Если мы не ошиблись, усмотрев в «Старушке с четками» отражение периода депрессии, последовавшей за бегством из Парижа, то можно утверждать, что в картине «Итальянка, облокотившаяся на стол», написанной в мастерской на Монмартре приблизительно в это время, Сезанн сумел уже преодолеть эти чувства. Для картины позировала дочь его знакомого итальянца, которого он писал в 1893 году (местонахождение этой картины неизвестно). Она к тому же была близко знакома с неким Микеланджело Ди Роза, с которого Поль написал четыре портрета. (Вообще, в записных книжках Сезанна упоминаются несколько итальянских натурщиков.) В упомянутой картине нет смиренности и отчаяния «Старушки с четками», девушка величаво покоится на ложе, гордо подняв голову. Темный колорит обладает богатством мягких оттенков, которые вполне удачно передают форму.

Этой весной был открыт зал Кайботта в Люксембурге. Открытие состоялось, несмотря на многочисленные вопли протеста, ламентации Жерома и иже с ним и возмущенные выступления в Сенате. В течение последующих двенадцати лет брат Кайботта пытался добиться выставления

всей коллекции, но безуспешно. Однако Сезанн наконец мог увидеть свою работу в музее. Он приехал в Париж примерно в апреле, затем провел около месяца в Марлотте, а потом в Меннеси в лесу Фонтенбло. Из отеля де ла Бель Этуаль в Меннеси Поль написал письмо Эмилю Солари, из которого известно, что он собирался вернуться в Париж 29 мая и затем уехать в Экс.

Вернувшись на юг, Сезанн снял старый каменный дом в деревне Толоне и работал там все лето, встречаясь только с Гаске и Филиппом Солари. 18 июля Поль написал Гаске письмо, в котором извинялся за отклонение приглашения в гости, где, в частности, говорил: «У меня больше нет сил. Мне надо быть разумнее и знать, что в моем возрасте (58 лет. — Дж.
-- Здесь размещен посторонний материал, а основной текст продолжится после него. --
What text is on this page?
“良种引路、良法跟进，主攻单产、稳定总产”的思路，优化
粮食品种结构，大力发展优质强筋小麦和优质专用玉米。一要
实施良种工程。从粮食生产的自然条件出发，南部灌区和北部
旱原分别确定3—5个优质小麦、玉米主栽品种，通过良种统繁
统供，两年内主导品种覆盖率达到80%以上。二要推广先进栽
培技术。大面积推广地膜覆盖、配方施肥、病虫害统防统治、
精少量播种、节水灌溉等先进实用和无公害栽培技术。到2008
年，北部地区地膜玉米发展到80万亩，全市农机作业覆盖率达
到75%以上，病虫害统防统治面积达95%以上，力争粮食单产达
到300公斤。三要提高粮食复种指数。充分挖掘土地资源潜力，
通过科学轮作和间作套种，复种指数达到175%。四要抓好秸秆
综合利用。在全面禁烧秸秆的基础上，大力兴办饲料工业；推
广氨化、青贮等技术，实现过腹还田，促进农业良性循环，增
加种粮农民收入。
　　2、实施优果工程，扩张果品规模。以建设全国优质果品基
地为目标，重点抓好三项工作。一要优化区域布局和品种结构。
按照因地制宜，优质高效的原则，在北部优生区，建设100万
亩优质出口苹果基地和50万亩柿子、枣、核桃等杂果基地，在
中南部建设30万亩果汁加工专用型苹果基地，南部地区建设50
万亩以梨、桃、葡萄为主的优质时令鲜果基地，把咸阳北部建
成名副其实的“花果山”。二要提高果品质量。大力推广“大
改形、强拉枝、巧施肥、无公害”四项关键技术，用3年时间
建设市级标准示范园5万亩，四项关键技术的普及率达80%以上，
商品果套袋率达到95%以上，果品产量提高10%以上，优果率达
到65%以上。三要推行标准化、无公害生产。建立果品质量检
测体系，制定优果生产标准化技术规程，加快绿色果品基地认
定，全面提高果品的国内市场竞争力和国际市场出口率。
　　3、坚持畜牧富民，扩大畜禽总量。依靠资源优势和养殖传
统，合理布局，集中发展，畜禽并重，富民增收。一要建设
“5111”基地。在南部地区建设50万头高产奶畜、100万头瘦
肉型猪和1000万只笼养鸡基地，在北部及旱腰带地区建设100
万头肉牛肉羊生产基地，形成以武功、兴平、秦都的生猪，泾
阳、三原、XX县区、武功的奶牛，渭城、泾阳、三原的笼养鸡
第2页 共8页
Л.)нельзя поддаваться иллюзиям, они меня погубят».

Второго сентября Сезанн написал Эмилю Солари, где, в частности, восклицал: «Право, очень трогательно, что среди Ваших парижских занятий и хлопот Вы помните о слишком коротких часах, которые Вы провели в Провансе. Конечно, тут сыграл роль главный волшебник, я говорю про солнце. Хорошему впечатлению от наших краев способствовали еще и Ваша молодость, и Ваши надежды». В конце Поль добавил: «Прошлое воскресенье Ваш отец провел со мной весь день, и я его пичкал теориями о живописи. Как он, несчастный, только выдержал, значит, он очень стойкий». Через неделю Поль написал Э. Солари новое письмо, где сообщал о получении журнала со статьей молодого литератора, а также упоминал о том, что Филипп (Солари-старший) «придет ко мне в воскресенье есть утку, начиненную маслинами. Как жаль, что Вас не будет с нами».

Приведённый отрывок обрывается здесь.